Maybe that’s why so many marriages fall flat. That “yes dear” stuff backfires in the long run. No one can keep that up forever. So either the couple turns into one of those tightly wound couples that eventually poison each other or they start blowing up over little stuff and freak out because they’re not used to conflict.
booring, its all about the tease even if you do actually agree. Besides, the best thing in any relationship has got to be the unexpected, such as disagreeing but also figuring out how to do it his (her) way too. Also you get great make-up sex. Maybe us fags are a lot less complicated.
[...] Guide to Love Stumbled on this video project via Disgrasian. It interviews individual men and asks them the question “If you had one piece of advice that [...]
I’d like to apologize on behalf of the male persuasion. The way Edward puts it makes it sound like he’s a jerk, but those words have some truth in them.
Men don’t have much to work with… if they don’t have the looks or cash, then they’ve got to turn up the charm. So yes, it’s about selling yourself well: Women don’t hang around boring men for long.
I don’t agree with the whole “nodding head and saying, ‘Yes Dear’”. But the exact opposite won’t make for a happy relationship either. There needs to be a balance between the yes(es) and nos.
I could talk about my version of love, but a simple paragraph wouldn’t do it justice.
I will say anything to my woman if it leads to sex.
End of story.
^ Get thee to a nunnery!
If I ask my husband what he thinks, it’s because I really want to know. I don’t want him to smile and nod and tell me what he thinks I want to hear. He knows this.
I also occasionally test him to see if he is listening. Sometimes I’ll tell him something and he responds with a distant “really?” or “I know.” So I ask him “what did I just say?” He then responds with “What? I don’t know. I’m sorry.” Busted!
Women are picky. How the hell am I even going to get to a conversation about agree/disagreeing, when I can’t even talk to them? MAKE THE FIRST MOVE DAMN IT, there needs to be more women with balls. It’s 2010. If women want real love, come find me.
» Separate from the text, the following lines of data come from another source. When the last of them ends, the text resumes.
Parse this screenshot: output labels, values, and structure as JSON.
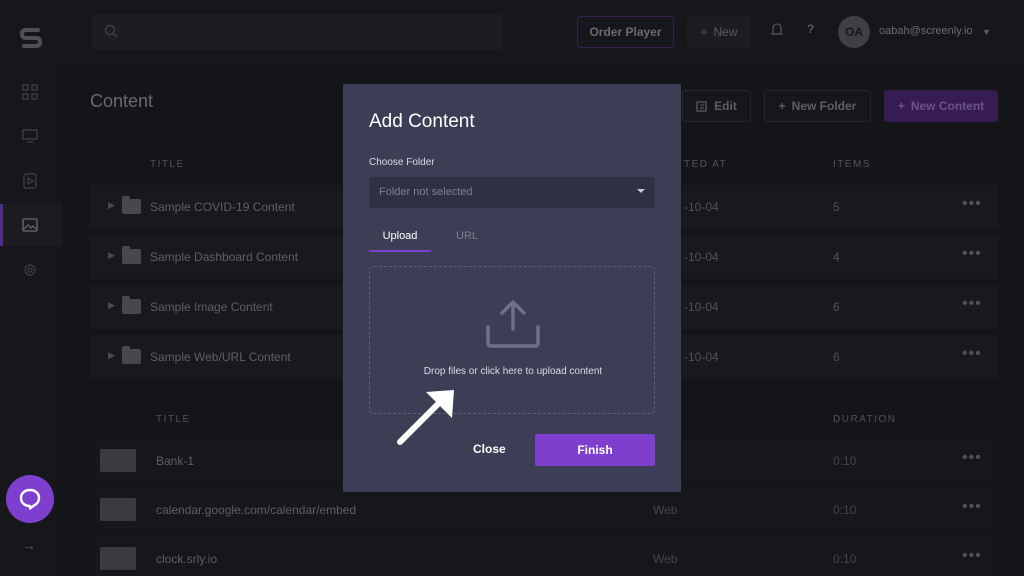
{
  "topbar": {
    "order_player_label": "Order Player",
    "new_label": "New",
    "help_label": "?",
    "avatar_initials": "OA",
    "user_email": "oabah@screenly.io"
  },
  "page": {
    "title": "Content",
    "edit_label": "Edit",
    "new_folder_label": "New Folder",
    "new_content_label": "New Content"
  },
  "folders_table": {
    "headers": {
      "title": "TITLE",
      "created_at": "TED AT",
      "items": "ITEMS"
    },
    "rows": [
      {
        "name": "Sample COVID-19 Content",
        "date": "-10-04",
        "items": "5"
      },
      {
        "name": "Sample Dashboard Content",
        "date": "-10-04",
        "items": "4"
      },
      {
        "name": "Sample Image Content",
        "date": "-10-04",
        "items": "6"
      },
      {
        "name": "Sample Web/URL Content",
        "date": "-10-04",
        "items": "6"
      }
    ]
  },
  "media_table": {
    "headers": {
      "title": "TITLE",
      "duration": "DURATION"
    },
    "rows": [
      {
        "name": "Bank-1",
        "type": "ge",
        "duration": "0:10"
      },
      {
        "name": "calendar.google.com/calendar/embed",
        "type": "Web",
        "duration": "0:10"
      },
      {
        "name": "clock.srly.io",
        "type": "Web",
        "duration": "0:10"
      }
    ]
  },
  "modal": {
    "title": "Add Content",
    "choose_folder_label": "Choose Folder",
    "folder_placeholder": "Folder not selected",
    "tabs": [
      "Upload",
      "URL"
    ],
    "dropzone_text": "Drop files or click here to upload content",
    "close_label": "Close",
    "finish_label": "Finish"
  },
  "colors": {
    "accent": "#7e3fcf",
    "modal_bg": "#3c3e55",
    "app_bg": "#1b1c21"
  },
  "icons": [
    "screenly-logo-icon",
    "dashboard-icon",
    "screen-icon",
    "playlist-icon",
    "image-icon",
    "settings-icon",
    "search-icon",
    "bell-icon",
    "folder-icon",
    "upload-icon",
    "chat-icon",
    "arrow-right-icon"
  ]
}
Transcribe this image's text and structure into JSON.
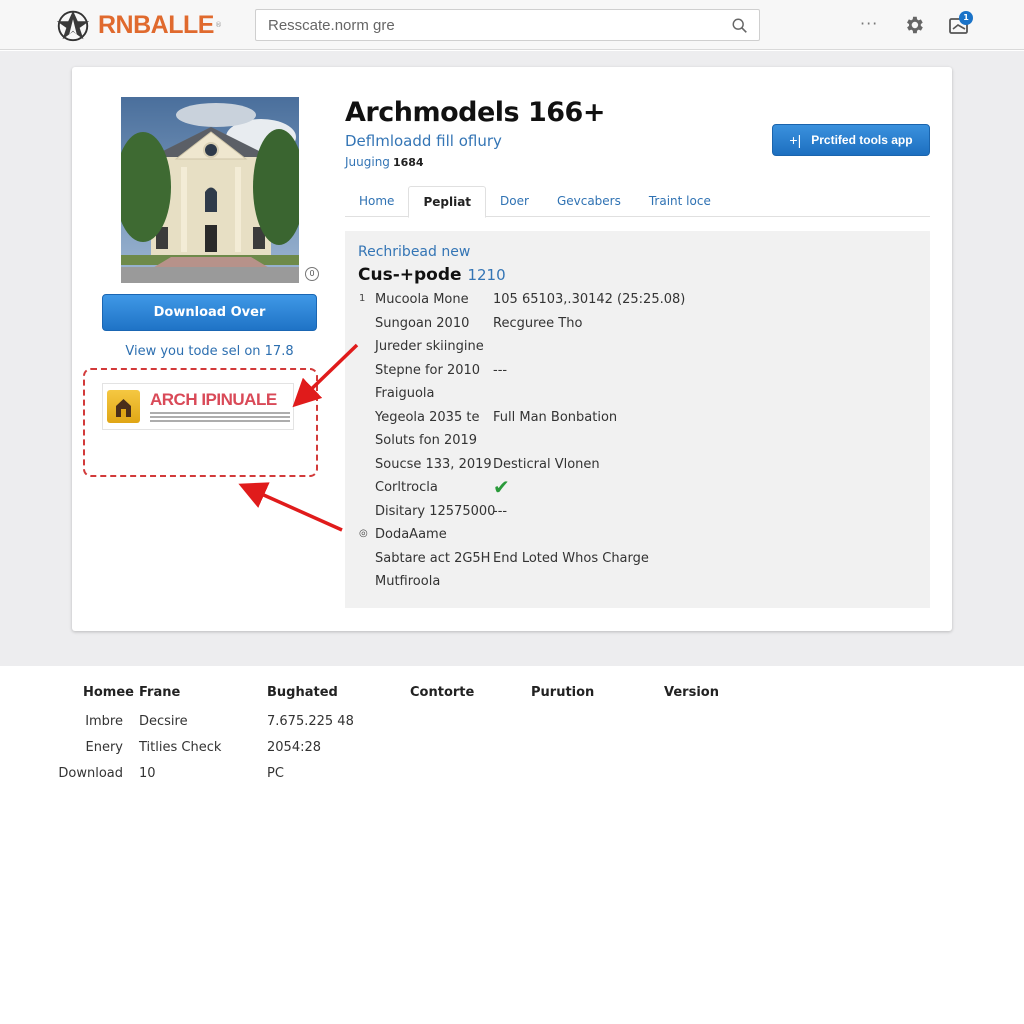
{
  "header": {
    "brand": "RNBALLE",
    "search": {
      "value": "Resscate.norm gre",
      "placeholder": ""
    },
    "more_label": "···",
    "notification_count": "1",
    "icons": [
      "brand-logo-icon",
      "search-icon",
      "more-icon",
      "gear-icon",
      "inbox-icon"
    ]
  },
  "product": {
    "title": "Archmodels 166+",
    "subtitle": "Deflmloadd fill oflury",
    "meta_label": "Juuging",
    "meta_value": "1684",
    "primary_button": "Prctifed tools app",
    "primary_button_icon": "+|",
    "download_button": "Download Over",
    "view_link": "View you tode sel on 17.8",
    "thumb_badge": "0"
  },
  "ad": {
    "title": "ARCH IPINUALE"
  },
  "tabs": [
    {
      "label": "Home",
      "active": false
    },
    {
      "label": "Pepliat",
      "active": true
    },
    {
      "label": "Doer",
      "active": false
    },
    {
      "label": "Gevcabers",
      "active": false
    },
    {
      "label": "Traint loce",
      "active": false
    }
  ],
  "details": {
    "heading": "Rechribead new",
    "subheading": "Cus-+pode",
    "subheading_number": "1210",
    "rows": [
      {
        "marker": "1",
        "key": "Mucoola Mone",
        "value": "105 65103,.30142 (25:25.08)"
      },
      {
        "marker": "",
        "key": "Sungoan 2010",
        "value": "Recguree Tho"
      },
      {
        "marker": "",
        "key": "Jureder skiingine",
        "value": ""
      },
      {
        "marker": "",
        "key": "Stepne for 2010",
        "value": "---"
      },
      {
        "marker": "",
        "key": "Fraiguola",
        "value": ""
      },
      {
        "marker": "",
        "key": "Yegeola 2035 te",
        "value": "Full Man Bonbation"
      },
      {
        "marker": "",
        "key": "Soluts fon 2019",
        "value": ""
      },
      {
        "marker": "",
        "key": "Soucse 133, 2019",
        "value": "Desticral Vlonen"
      },
      {
        "marker": "",
        "key": "Corltrocla",
        "value": "✔"
      },
      {
        "marker": "",
        "key": "Disitary 12575000",
        "value": "---"
      },
      {
        "marker": "◎",
        "key": "DodaAame",
        "value": ""
      },
      {
        "marker": "",
        "key": "Sabtare act 2G5H",
        "value": "End Loted Whos Charge"
      },
      {
        "marker": "",
        "key": "Mutfiroola",
        "value": ""
      }
    ]
  },
  "footer_table": {
    "headers": [
      "Homee",
      "Frane",
      "Bughated",
      "Contorte",
      "Purution",
      "Version"
    ],
    "rows": [
      [
        "Imbre",
        "Decsire",
        "7.675.225 48"
      ],
      [
        "Enery",
        "Titlies Check",
        "2054:28"
      ],
      [
        "Download",
        "10",
        "PC"
      ]
    ]
  },
  "colors": {
    "brand": "#e06a2e",
    "accent": "#1f73c6",
    "link": "#3475b5",
    "annotation": "#d23a3a",
    "check": "#2a9a3a"
  }
}
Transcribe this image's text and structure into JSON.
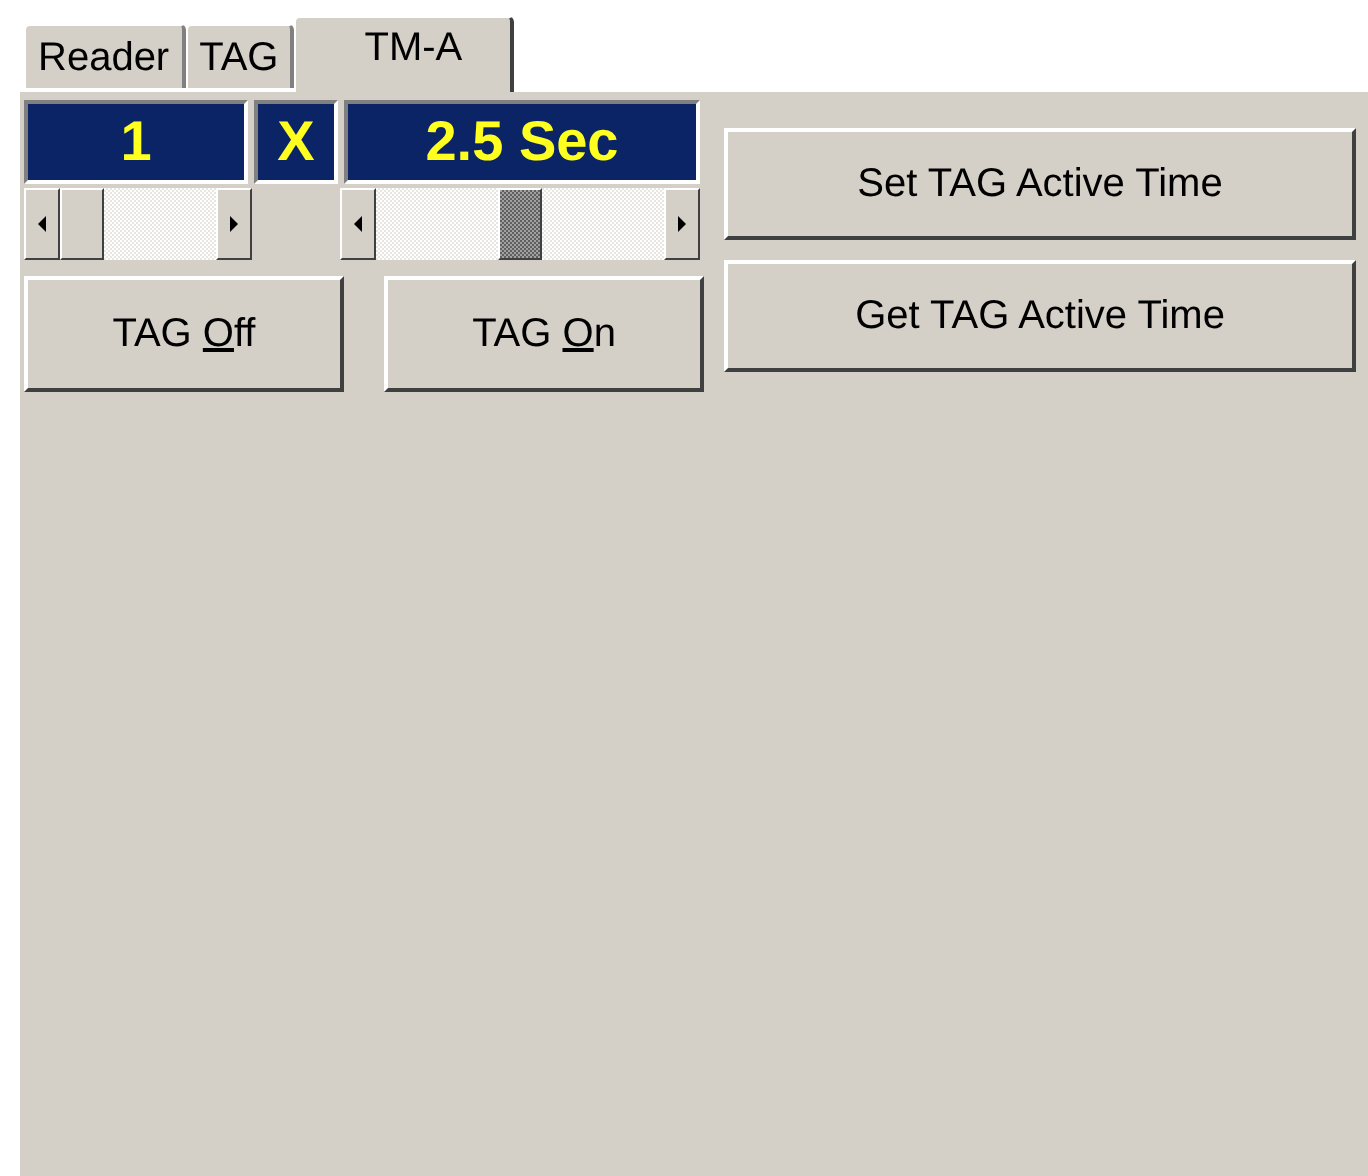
{
  "tabs": [
    {
      "label": "Reader",
      "selected": false
    },
    {
      "label": "TAG",
      "selected": false
    },
    {
      "label": "TM-A",
      "selected": true
    }
  ],
  "displays": [
    "1",
    "X",
    "2.5 Sec"
  ],
  "tag_buttons": [
    {
      "before": "TAG ",
      "mnemonic": "O",
      "after": "ff"
    },
    {
      "before": "TAG ",
      "mnemonic": "O",
      "after": "n"
    }
  ],
  "time_buttons": [
    {
      "label": "Set TAG Active Time"
    },
    {
      "label": "Get TAG Active Time"
    }
  ]
}
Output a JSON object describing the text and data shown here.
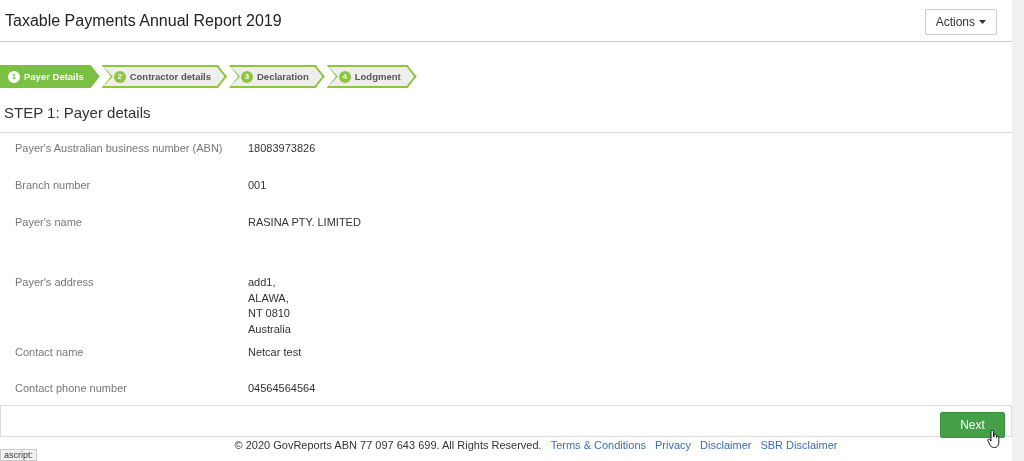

I have the balls to tell you the truth when we’re comfortable like that, but I do NOT have the balls to even approach women to have a relationship in the first place.
and this edward guy seems like a scrub to me. fuck that dude.
To get the womenz, I smell like the man your man could smell like. Of course, I don’t look like the man your man could smell like …
What’s up with all the Edward hate? He’s just a guy trying to get by like all of us, don’t hate on a brother for finding a way that works for him.